Thousands of people were crowded in the area of Kastanies, seeking to cross to the Greek side, while MAT units are arriving from various areas of Greece to strengthen the Greeks deterrent force. The Minister of Civil Protection, Michalis Chrysochoidis, during his visit to Evros stated: "Thousands of unhappy people are stacked at our borders. They have not come here on their own. They are expelled, repelled and used by the neighboring country, Turkey. We want to send a message in every direction that we will not let anyone pass without legal travel documents. Greece has borders. "Europe has borders.".

=== March ===
The Greek Prime Minister, Kyriakos Mitsotakis, gave an interview to the American network CNN and to the journalist Richard Quest. Referring to the Greek-Turkish crisis, he said: "What we are facing at the moment is not essentially the immigration or refugee problem. It is a conscious attempt by Turkey to use migrants and refugees as geopolitical pawns to advance its own interests. The people trying to cross into Greece do not come from Syria, they do not come from Idlib. They lived in Turkey for a long time, most of them speak Turkish fluently. They receive the full support of the Turkish government, as it provides them with the means to transport them to the border, and of course Greece does what every sovereign state has the right to do: to protect its borders from any illegal entry. That is what we are doing and that is what we will continue to do."

On the same day, in the sea area of Lesvos, there was an incident between a boat of the Greek and Turkish coast guards, when the latter tried to provoke the other increasing the risk of collision. In his statements on the incident, the Minister of Shipping of Greece, Giannis Plakiotakis, stated that the men and women of the Coast Guard acted in accordance with International Law, while underlining Greece's determination to protect and guard its maritime borders.

The Turkish Interior Minister Süleyman Soylu, in statements, urged refugees and migrants to go to Greece via the Evros River, saying: "This is just the beginning.
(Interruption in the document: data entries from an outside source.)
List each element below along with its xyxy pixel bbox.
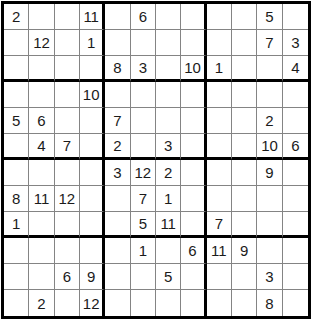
given-digit: 6 bbox=[139, 9, 147, 24]
cell-r5c5[interactable]: 7 bbox=[105, 108, 130, 134]
given-digit: 7 bbox=[113, 113, 121, 128]
cell-r3c5[interactable]: 8 bbox=[105, 56, 130, 82]
cell-r2c1[interactable] bbox=[4, 30, 29, 56]
cell-r12c2[interactable]: 2 bbox=[29, 290, 54, 316]
cell-r8c12[interactable] bbox=[283, 186, 308, 212]
given-digit: 10 bbox=[83, 87, 100, 102]
given-digit: 3 bbox=[265, 269, 273, 284]
cell-r2c6[interactable] bbox=[131, 30, 156, 56]
cell-r6c12[interactable]: 6 bbox=[283, 134, 308, 160]
cell-r4c9[interactable] bbox=[207, 82, 232, 108]
cell-r5c6[interactable] bbox=[131, 108, 156, 134]
cell-r7c4[interactable] bbox=[80, 160, 105, 186]
cell-r2c3[interactable] bbox=[55, 30, 80, 56]
cell-r2c4[interactable]: 1 bbox=[80, 30, 105, 56]
cell-r8c1[interactable]: 8 bbox=[4, 186, 29, 212]
cell-r1c10[interactable] bbox=[232, 4, 257, 30]
given-digit: 2 bbox=[37, 296, 45, 311]
cell-r6c3[interactable]: 7 bbox=[55, 134, 80, 160]
cell-r1c8[interactable] bbox=[181, 4, 206, 30]
cell-r4c7[interactable] bbox=[156, 82, 181, 108]
cell-r11c2[interactable] bbox=[29, 264, 54, 290]
sudoku-page: 2116512173831014105672472310631229811127… bbox=[0, 0, 312, 320]
cell-r3c7[interactable] bbox=[156, 56, 181, 82]
cell-r6c5[interactable]: 2 bbox=[105, 134, 130, 160]
given-digit: 5 bbox=[164, 269, 172, 284]
cell-r6c10[interactable] bbox=[232, 134, 257, 160]
given-digit: 5 bbox=[139, 216, 147, 231]
cell-r3c8[interactable]: 10 bbox=[181, 56, 206, 82]
cell-r11c9[interactable] bbox=[207, 264, 232, 290]
given-digit: 12 bbox=[58, 191, 75, 206]
cell-r3c12[interactable]: 4 bbox=[283, 56, 308, 82]
cell-r6c11[interactable]: 10 bbox=[257, 134, 282, 160]
cell-r8c11[interactable] bbox=[257, 186, 282, 212]
cell-r10c12[interactable] bbox=[283, 238, 308, 264]
cell-r12c10[interactable] bbox=[232, 290, 257, 316]
cell-r10c1[interactable] bbox=[4, 238, 29, 264]
given-digit: 11 bbox=[211, 243, 227, 258]
cell-r2c7[interactable] bbox=[156, 30, 181, 56]
cell-r7c6[interactable]: 12 bbox=[131, 160, 156, 186]
cell-r11c11[interactable]: 3 bbox=[257, 264, 282, 290]
cell-r12c12[interactable] bbox=[283, 290, 308, 316]
given-digit: 8 bbox=[12, 191, 20, 206]
given-digit: 6 bbox=[37, 113, 45, 128]
cell-r4c1[interactable] bbox=[4, 82, 29, 108]
given-digit: 12 bbox=[33, 35, 50, 50]
cell-r12c3[interactable] bbox=[55, 290, 80, 316]
cell-r1c6[interactable]: 6 bbox=[131, 4, 156, 30]
cell-r2c12[interactable]: 3 bbox=[283, 30, 308, 56]
cell-r2c8[interactable] bbox=[181, 30, 206, 56]
cell-r1c4[interactable]: 11 bbox=[80, 4, 105, 30]
cell-r4c8[interactable] bbox=[181, 82, 206, 108]
given-digit: 9 bbox=[87, 269, 95, 284]
cell-r12c8[interactable] bbox=[181, 290, 206, 316]
given-digit: 6 bbox=[188, 243, 196, 258]
cell-r10c7[interactable] bbox=[156, 238, 181, 264]
cell-r1c1[interactable]: 2 bbox=[4, 4, 29, 30]
given-digit: 3 bbox=[164, 138, 172, 153]
given-digit: 3 bbox=[139, 60, 147, 75]
cell-r11c5[interactable] bbox=[105, 264, 130, 290]
cell-r2c9[interactable] bbox=[207, 30, 232, 56]
given-digit: 8 bbox=[113, 60, 121, 75]
cell-r5c8[interactable] bbox=[181, 108, 206, 134]
cell-r7c5[interactable]: 3 bbox=[105, 160, 130, 186]
given-digit: 9 bbox=[240, 243, 248, 258]
cell-r3c3[interactable] bbox=[55, 56, 80, 82]
cell-r3c1[interactable] bbox=[4, 56, 29, 82]
cell-r8c9[interactable] bbox=[207, 186, 232, 212]
cell-r6c4[interactable] bbox=[80, 134, 105, 160]
cell-r8c6[interactable]: 7 bbox=[131, 186, 156, 212]
given-digit: 11 bbox=[83, 9, 99, 24]
cell-r9c10[interactable] bbox=[232, 212, 257, 238]
cell-r6c9[interactable] bbox=[207, 134, 232, 160]
cell-r7c11[interactable]: 9 bbox=[257, 160, 282, 186]
cell-r9c11[interactable] bbox=[257, 212, 282, 238]
given-digit: 7 bbox=[139, 191, 147, 206]
cell-r1c5[interactable] bbox=[105, 4, 130, 30]
cell-r3c4[interactable] bbox=[80, 56, 105, 82]
cell-r4c6[interactable] bbox=[131, 82, 156, 108]
cell-r8c8[interactable] bbox=[181, 186, 206, 212]
cell-r5c12[interactable] bbox=[283, 108, 308, 134]
cell-r9c1[interactable]: 1 bbox=[4, 212, 29, 238]
cell-r4c12[interactable] bbox=[283, 82, 308, 108]
cell-r10c10[interactable]: 9 bbox=[232, 238, 257, 264]
cell-r2c11[interactable]: 7 bbox=[257, 30, 282, 56]
given-digit: 1 bbox=[87, 35, 95, 50]
cell-r3c9[interactable]: 1 bbox=[207, 56, 232, 82]
given-digit: 9 bbox=[265, 165, 273, 180]
cell-r4c11[interactable] bbox=[257, 82, 282, 108]
cell-r7c9[interactable] bbox=[207, 160, 232, 186]
given-digit: 7 bbox=[63, 138, 71, 153]
given-digit: 2 bbox=[265, 113, 273, 128]
given-digit: 2 bbox=[12, 9, 20, 24]
cell-r5c7[interactable] bbox=[156, 108, 181, 134]
given-digit: 12 bbox=[134, 165, 151, 180]
given-digit: 1 bbox=[12, 216, 20, 231]
cell-r9c12[interactable] bbox=[283, 212, 308, 238]
cell-r4c5[interactable] bbox=[105, 82, 130, 108]
given-digit: 7 bbox=[215, 216, 223, 231]
cell-r10c5[interactable] bbox=[105, 238, 130, 264]
cell-r5c10[interactable] bbox=[232, 108, 257, 134]
given-digit: 11 bbox=[160, 216, 176, 231]
cell-r11c6[interactable] bbox=[131, 264, 156, 290]
sudoku-board: 2116512173831014105672472310631229811127… bbox=[1, 1, 311, 319]
cell-r9c6[interactable]: 5 bbox=[131, 212, 156, 238]
cell-r12c4[interactable]: 12 bbox=[80, 290, 105, 316]
cell-r6c6[interactable] bbox=[131, 134, 156, 160]
cell-r8c2[interactable]: 11 bbox=[29, 186, 54, 212]
cell-r9c9[interactable]: 7 bbox=[207, 212, 232, 238]
given-digit: 6 bbox=[63, 269, 71, 284]
cell-r2c5[interactable] bbox=[105, 30, 130, 56]
given-digit: 1 bbox=[215, 60, 223, 75]
cell-r7c7[interactable]: 2 bbox=[156, 160, 181, 186]
cell-r2c10[interactable] bbox=[232, 30, 257, 56]
cell-r12c5[interactable] bbox=[105, 290, 130, 316]
cell-r8c4[interactable] bbox=[80, 186, 105, 212]
cell-r11c1[interactable] bbox=[4, 264, 29, 290]
given-digit: 11 bbox=[34, 191, 50, 206]
cell-r11c7[interactable]: 5 bbox=[156, 264, 181, 290]
given-digit: 7 bbox=[265, 35, 273, 50]
cell-r11c10[interactable] bbox=[232, 264, 257, 290]
cell-r4c2[interactable] bbox=[29, 82, 54, 108]
cell-r5c1[interactable]: 5 bbox=[4, 108, 29, 134]
given-digit: 1 bbox=[164, 191, 172, 206]
given-digit: 3 bbox=[113, 165, 121, 180]
given-digit: 2 bbox=[164, 165, 172, 180]
cell-r8c10[interactable] bbox=[232, 186, 257, 212]
cell-r7c12[interactable] bbox=[283, 160, 308, 186]
given-digit: 5 bbox=[12, 113, 20, 128]
cell-r12c7[interactable] bbox=[156, 290, 181, 316]
cell-r7c8[interactable] bbox=[181, 160, 206, 186]
given-digit: 2 bbox=[113, 138, 121, 153]
cell-r11c4[interactable]: 9 bbox=[80, 264, 105, 290]
cell-r11c12[interactable] bbox=[283, 264, 308, 290]
given-digit: 6 bbox=[291, 138, 299, 153]
cell-r4c10[interactable] bbox=[232, 82, 257, 108]
cell-r7c10[interactable] bbox=[232, 160, 257, 186]
cell-r10c11[interactable] bbox=[257, 238, 282, 264]
cell-r7c3[interactable] bbox=[55, 160, 80, 186]
cell-r3c11[interactable] bbox=[257, 56, 282, 82]
given-digit: 1 bbox=[139, 243, 147, 258]
given-digit: 10 bbox=[184, 60, 201, 75]
cell-r9c5[interactable] bbox=[105, 212, 130, 238]
cell-r10c4[interactable] bbox=[80, 238, 105, 264]
given-digit: 8 bbox=[265, 296, 273, 311]
cell-r5c2[interactable]: 6 bbox=[29, 108, 54, 134]
cell-r5c4[interactable] bbox=[80, 108, 105, 134]
cell-r12c11[interactable]: 8 bbox=[257, 290, 282, 316]
cell-r10c8[interactable]: 6 bbox=[181, 238, 206, 264]
cell-r12c9[interactable] bbox=[207, 290, 232, 316]
given-digit: 3 bbox=[291, 35, 299, 50]
cell-r8c5[interactable] bbox=[105, 186, 130, 212]
cell-r6c8[interactable] bbox=[181, 134, 206, 160]
cell-r10c2[interactable] bbox=[29, 238, 54, 264]
cell-r11c8[interactable] bbox=[181, 264, 206, 290]
cell-r11c3[interactable]: 6 bbox=[55, 264, 80, 290]
cell-r1c2[interactable] bbox=[29, 4, 54, 30]
cell-r5c11[interactable]: 2 bbox=[257, 108, 282, 134]
cell-r5c3[interactable] bbox=[55, 108, 80, 134]
given-digit: 4 bbox=[37, 138, 45, 153]
cell-r6c7[interactable]: 3 bbox=[156, 134, 181, 160]
cell-r6c2[interactable]: 4 bbox=[29, 134, 54, 160]
cell-r1c11[interactable]: 5 bbox=[257, 4, 282, 30]
cell-r1c9[interactable] bbox=[207, 4, 232, 30]
cell-r3c2[interactable] bbox=[29, 56, 54, 82]
cell-r2c2[interactable]: 12 bbox=[29, 30, 54, 56]
cell-r3c6[interactable]: 3 bbox=[131, 56, 156, 82]
given-digit: 5 bbox=[265, 9, 273, 24]
given-digit: 12 bbox=[83, 296, 100, 311]
cell-r1c3[interactable] bbox=[55, 4, 80, 30]
cell-r7c1[interactable] bbox=[4, 160, 29, 186]
cell-r9c7[interactable]: 11 bbox=[156, 212, 181, 238]
given-digit: 4 bbox=[291, 60, 299, 75]
cell-r12c1[interactable] bbox=[4, 290, 29, 316]
cell-r9c3[interactable] bbox=[55, 212, 80, 238]
given-digit: 10 bbox=[261, 138, 278, 153]
cell-r9c4[interactable] bbox=[80, 212, 105, 238]
cell-r3c10[interactable] bbox=[232, 56, 257, 82]
cell-r10c9[interactable]: 11 bbox=[207, 238, 232, 264]
cell-r8c7[interactable]: 1 bbox=[156, 186, 181, 212]
cell-r4c3[interactable] bbox=[55, 82, 80, 108]
cell-r10c6[interactable]: 1 bbox=[131, 238, 156, 264]
cell-r5c9[interactable] bbox=[207, 108, 232, 134]
cell-r9c8[interactable] bbox=[181, 212, 206, 238]
cell-r8c3[interactable]: 12 bbox=[55, 186, 80, 212]
cell-r12c6[interactable] bbox=[131, 290, 156, 316]
cell-r1c7[interactable] bbox=[156, 4, 181, 30]
cell-r4c4[interactable]: 10 bbox=[80, 82, 105, 108]
cell-r6c1[interactable] bbox=[4, 134, 29, 160]
cell-r7c2[interactable] bbox=[29, 160, 54, 186]
cell-r9c2[interactable] bbox=[29, 212, 54, 238]
cell-r1c12[interactable] bbox=[283, 4, 308, 30]
cell-r10c3[interactable] bbox=[55, 238, 80, 264]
In some places (of Evros) the level from the rain dropped to 40 to 45 cm. What does this mean? That on foot you can easily cross. Mitsotakis does not have the ability to keep them at the border. See what happens next. It's not just what has happened so far, but also what will happen next."

In the morning, but also on the Saturday afternoon, in the area were fired fireballs and chemicals from both sides. According to information and videos broadcast by Greek media, a Turkish armored vehicle attempted to tear down part of the fence in Kastanies without success.
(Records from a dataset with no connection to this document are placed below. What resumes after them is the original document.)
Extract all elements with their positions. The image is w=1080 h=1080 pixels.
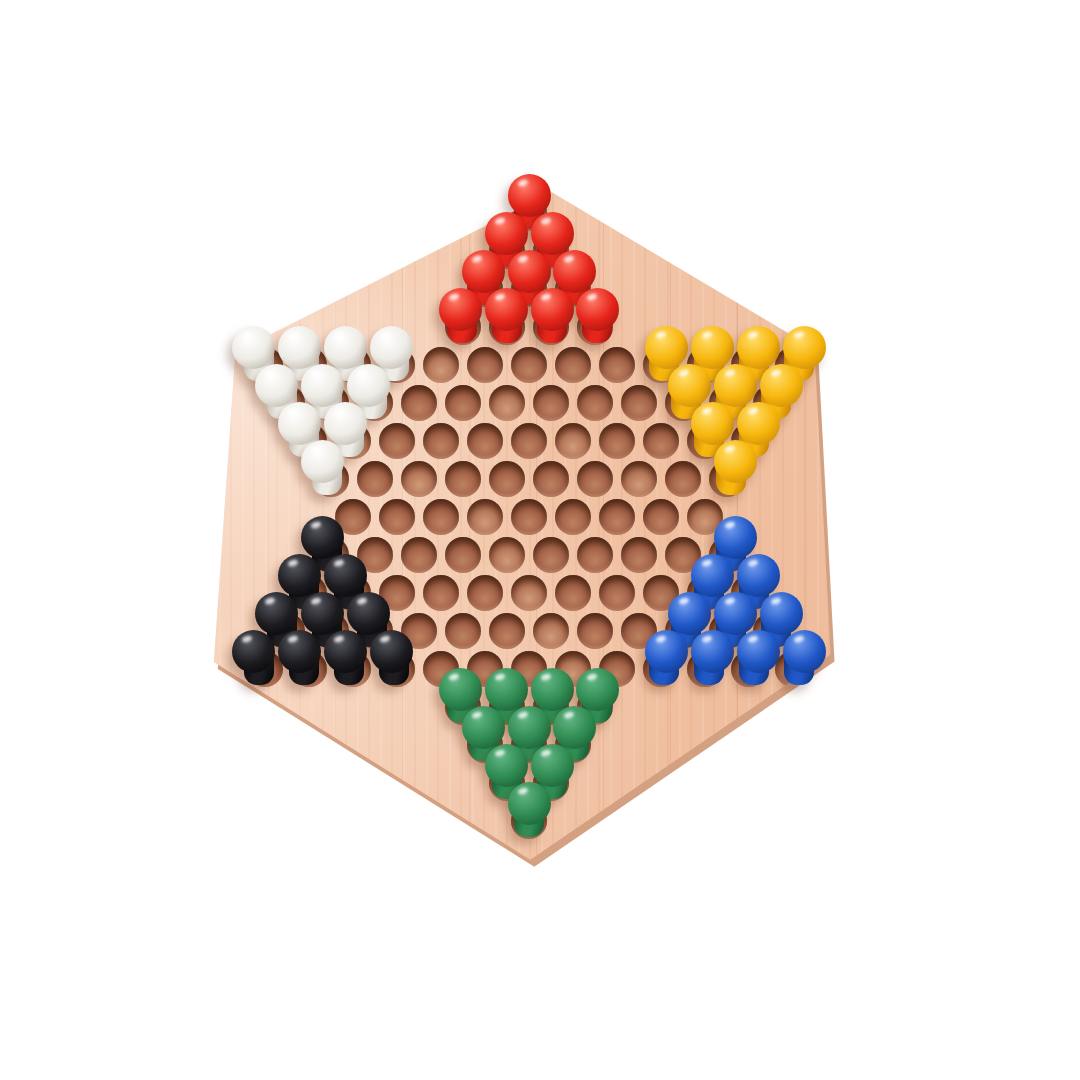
- peg-head: [737, 402, 780, 445]
- pegs-layer: [0, 0, 1080, 1080]
- peg-head: [691, 402, 734, 445]
- peg-head: [347, 592, 390, 635]
- peg-head: [668, 592, 711, 635]
- peg-head: [668, 364, 711, 407]
- peg-head: [301, 440, 344, 483]
- peg-head: [714, 440, 757, 483]
- peg-head: [439, 288, 482, 331]
- peg-head: [347, 364, 390, 407]
- peg-head: [232, 630, 275, 673]
- peg-head: [324, 630, 367, 673]
- peg-head: [714, 516, 757, 559]
- peg-head: [370, 326, 413, 369]
- peg-head: [737, 630, 780, 673]
- peg-head: [531, 212, 574, 255]
- peg-head: [485, 212, 528, 255]
- peg-head: [508, 706, 551, 749]
- peg-head: [737, 554, 780, 597]
- peg-head: [462, 250, 505, 293]
- peg-head: [508, 782, 551, 825]
- peg-head: [645, 630, 688, 673]
- peg-head: [485, 288, 528, 331]
- peg-head: [691, 326, 734, 369]
- peg-head: [508, 250, 551, 293]
- peg-head: [737, 326, 780, 369]
- peg-head: [531, 744, 574, 787]
- peg-head: [783, 326, 826, 369]
- peg-head: [301, 516, 344, 559]
- peg-head: [553, 250, 596, 293]
- peg-head: [462, 706, 505, 749]
- peg-head: [324, 554, 367, 597]
- peg-head: [255, 592, 298, 635]
- peg-head: [301, 592, 344, 635]
- chinese-checkers-board: [0, 0, 1080, 1080]
- peg-head: [278, 554, 321, 597]
- peg-head: [576, 288, 619, 331]
- peg-head: [301, 364, 344, 407]
- peg-head: [783, 630, 826, 673]
- peg-head: [691, 554, 734, 597]
- peg-head: [553, 706, 596, 749]
- peg-head: [714, 364, 757, 407]
- peg-head: [576, 668, 619, 711]
- peg-head: [278, 630, 321, 673]
- peg-head: [760, 364, 803, 407]
- peg-head: [324, 402, 367, 445]
- peg-head: [760, 592, 803, 635]
- peg-head: [531, 288, 574, 331]
- peg-head: [255, 364, 298, 407]
- peg-head: [278, 402, 321, 445]
- peg-head: [691, 630, 734, 673]
- peg-head: [645, 326, 688, 369]
- peg-head: [278, 326, 321, 369]
- peg-head: [485, 744, 528, 787]
- peg-head: [439, 668, 482, 711]
- peg-head: [232, 326, 275, 369]
- peg-head: [714, 592, 757, 635]
- peg-head: [485, 668, 528, 711]
- chinese-checkers-photo: [0, 0, 1080, 1080]
- peg-head: [531, 668, 574, 711]
- peg-head: [370, 630, 413, 673]
- peg-head: [324, 326, 367, 369]
- peg-head: [508, 174, 551, 217]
== International reactions ==

=== ===
The President of the European Commission, Ursula von der Leyen, the President of the European Council, Charles Michel, and the President of the European Parliament, David Sassoli, arrived in the Evros region on March 3, fully supporting Greece and its efforts to stop attempts to enter illegally from Turkish territory.
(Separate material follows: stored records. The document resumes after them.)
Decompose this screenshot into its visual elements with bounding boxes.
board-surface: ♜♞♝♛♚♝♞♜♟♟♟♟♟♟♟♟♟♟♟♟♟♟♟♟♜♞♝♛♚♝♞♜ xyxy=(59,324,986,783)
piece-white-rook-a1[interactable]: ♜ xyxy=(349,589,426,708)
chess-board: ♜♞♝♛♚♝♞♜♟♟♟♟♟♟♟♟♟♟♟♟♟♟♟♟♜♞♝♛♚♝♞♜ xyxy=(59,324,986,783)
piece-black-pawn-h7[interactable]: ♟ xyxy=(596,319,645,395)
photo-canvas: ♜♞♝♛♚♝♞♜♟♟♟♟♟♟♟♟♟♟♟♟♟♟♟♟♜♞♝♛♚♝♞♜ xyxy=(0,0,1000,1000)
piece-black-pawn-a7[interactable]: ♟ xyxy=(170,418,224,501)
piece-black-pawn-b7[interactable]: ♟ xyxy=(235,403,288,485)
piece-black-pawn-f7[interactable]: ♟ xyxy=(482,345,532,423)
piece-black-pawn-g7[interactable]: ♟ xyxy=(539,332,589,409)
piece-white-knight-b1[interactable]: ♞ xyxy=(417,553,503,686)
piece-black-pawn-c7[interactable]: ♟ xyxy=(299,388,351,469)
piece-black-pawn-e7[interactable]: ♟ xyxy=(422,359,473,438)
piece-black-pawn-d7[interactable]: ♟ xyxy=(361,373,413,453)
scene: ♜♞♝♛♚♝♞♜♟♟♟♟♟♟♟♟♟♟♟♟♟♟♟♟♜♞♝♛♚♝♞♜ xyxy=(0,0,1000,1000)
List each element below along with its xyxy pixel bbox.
Ursula von der Leyen, in a statement, stated that "Greek concerns are our concerns, the Greek borders are European borders. We declare our European solidarity with Greece. We trust your government and for the additional reason that although you have a very important project, we welcome the fact that you are operating in accordance with European law".

=== USA ===
A US State Department official said: "The United States recognizes the right of Greece to enforce its own laws on its borders. We call on both sides to show restraint, as this situation is evolving on the Greek-Turkish border".

=== GER ===
The German government has refrained from condemning the opening of the Turkish border, while focusing on supporting the European Union-Turkey Immigration Agreement. Speaking to reporters, Chancellor Angela Merkel said she understood that Ankara expected more support from Europe to deal with the refugee crisis, but noted that the Turkish president "should not use refugees to express his displeasure".